Tesla is considering laying off more workers at its Gigafactory in Nevada, the latest in the company’s efforts to reduce its workforce globally.
The company has been hit with several additional rounds of layoffs after it sent a letter to affected workers globally that they would be let go earlier this month. From Tesla’s advertising team, which was cut entirely, to follow-up layoffs in the US and Germany, the move represents the company’s latest efforts to cut costs through restructuring – and which it calls “unnecessary.” Believes he is getting rid of it. ” Post.
As seen in a notice sent to the Nevada Department of Employment, Training and Rehabilitation this week, Tesla plans to lay off approximately 693 workers from the plant in Sparks, Nevada. reuters, The notice comes as a part of the US Worker Adjustment and Retraining Notification (WARN) Act, which requires companies with more than 100 workers to report any mass layoffs or location closings 60 days before the official announcement. Is required.
Tesla’s Giga Nevada makes battery cells, and the company is currently expanding the facility to add additional 4680 cell production capacity and production lines for the Semi.

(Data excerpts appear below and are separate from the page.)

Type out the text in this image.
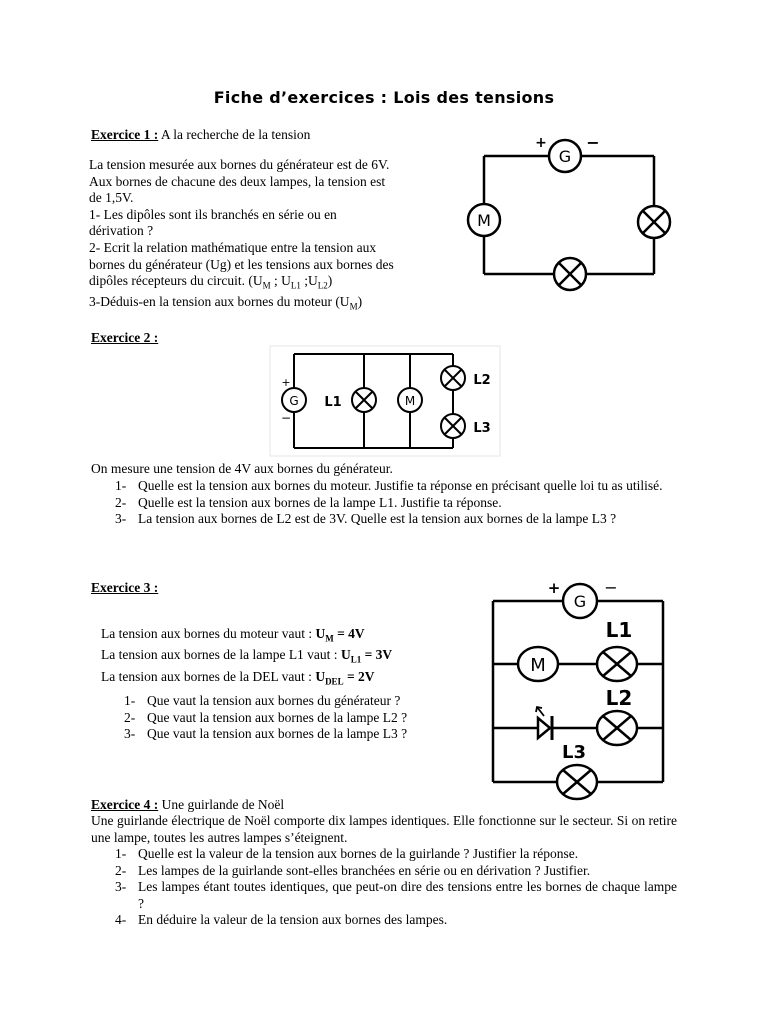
Fiche d’exercices : Lois des tensions
Exercice 1 : A la recherche de la tension

La tension mesurée aux bornes du générateur est de 6V.

Aux bornes de chacune des deux lampes, la tension est

de 1,5V.

1- Les dipôles sont ils branchés en série ou en

dérivation ?

2- Ecrit la relation mathématique entre la tension aux

bornes du générateur (Ug) et les tensions aux bornes des

dipôles récepteurs du circuit. ($U_M$ ; $U_{L1}$ $;U_{L2}$)

3-Déduis-en la tension aux bornes du moteur $(U_M)$

G
+ −
M
Exercice 2 :
G
+
−
L1	M
L2
L3
On mesure une tension de 4V aux bornes du générateur.
1- Quelle est la tension aux bornes du moteur. Justifie ta réponse en précisant quelle loi tu as utilisé.
2- Quelle est la tension aux bornes de la lampe L1. Justifie ta réponse.
3- La tension aux bornes de L2 est de 3V. Quelle est la tension aux bornes de la lampe L3 ?
Exercice 3 :

La tension aux bornes du moteur vaut : $U_M = 4V$

La tension aux bornes de la lampe L1 vaut : $U_{L1} = 3V$

La tension aux bornes de la DEL vaut : $U_{DEL} = 2V$

1- Que vaut la tension aux bornes du générateur ?
2- Que vaut la tension aux bornes de la lampe L2 ?
3- Que vaut la tension aux bornes de la lampe L3 ?
G
+	−
M
L1
L2
L3
Exercice 4 : Une guirlande de Noël
Une guirlande électrique de Noël comporte dix lampes identiques. Elle fonctionne sur le secteur. Si on retire une lampe, toutes les autres lampes s’éteignent.
1- Quelle est la valeur de la tension aux bornes de la guirlande ? Justifier la réponse.
2- Les lampes de la guirlande sont-elles branchées en série ou en dérivation ? Justifier.
3- Les lampes étant toutes identiques, que peut-on dire des tensions entre les bornes de chaque lampe ?
4- En déduire la valeur de la tension aux bornes des lampes.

Along with the recent layoffs, three high-profile Tesla executives have departed from the company, including senior vice president of powertrain and energy engineering Drew Baglino and vice president of public policy and business development Rohan Patel. In addition to Baglino and Patel, who announced their departures on Monday, the same day as news of the layoffs, Martin Viacha, vice president of investor relations, announced his departure at the end of the Q1 2024 earnings call on Tuesday.

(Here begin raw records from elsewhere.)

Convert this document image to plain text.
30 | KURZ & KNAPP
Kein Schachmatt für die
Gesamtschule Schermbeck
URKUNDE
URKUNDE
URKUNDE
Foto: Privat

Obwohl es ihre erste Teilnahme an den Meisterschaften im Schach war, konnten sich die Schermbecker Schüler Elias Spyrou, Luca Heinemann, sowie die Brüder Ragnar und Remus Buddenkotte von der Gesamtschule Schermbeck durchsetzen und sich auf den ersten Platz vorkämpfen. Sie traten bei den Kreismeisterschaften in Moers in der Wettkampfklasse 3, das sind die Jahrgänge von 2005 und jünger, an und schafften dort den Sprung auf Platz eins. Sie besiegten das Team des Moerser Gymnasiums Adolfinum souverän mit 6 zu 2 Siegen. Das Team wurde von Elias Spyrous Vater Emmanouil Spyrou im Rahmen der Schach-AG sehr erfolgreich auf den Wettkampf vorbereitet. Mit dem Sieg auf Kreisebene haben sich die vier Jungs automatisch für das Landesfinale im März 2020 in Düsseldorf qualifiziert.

Regarding layoffs, Tesla and Elon Musk have framed it as a difficult but necessary decision, with Musk stating that such restructuring is necessary every five years to reorganize and streamline the company for the next phase. May need it. Of development.”
Tesla’s earnings call also influenced the decision, with Chief Financial Officer Vaibhav Taneja highlighting the overall annual savings of the move, and using the same “next phase of growth” terminology.
“As we prepare the company for its next phase of growth, we have had to take the difficult but necessary decision to reduce our headcount by more than 10 percent,” Taneja said. “The savings generated on an annual basis are expected to exceed $1.1 billion.”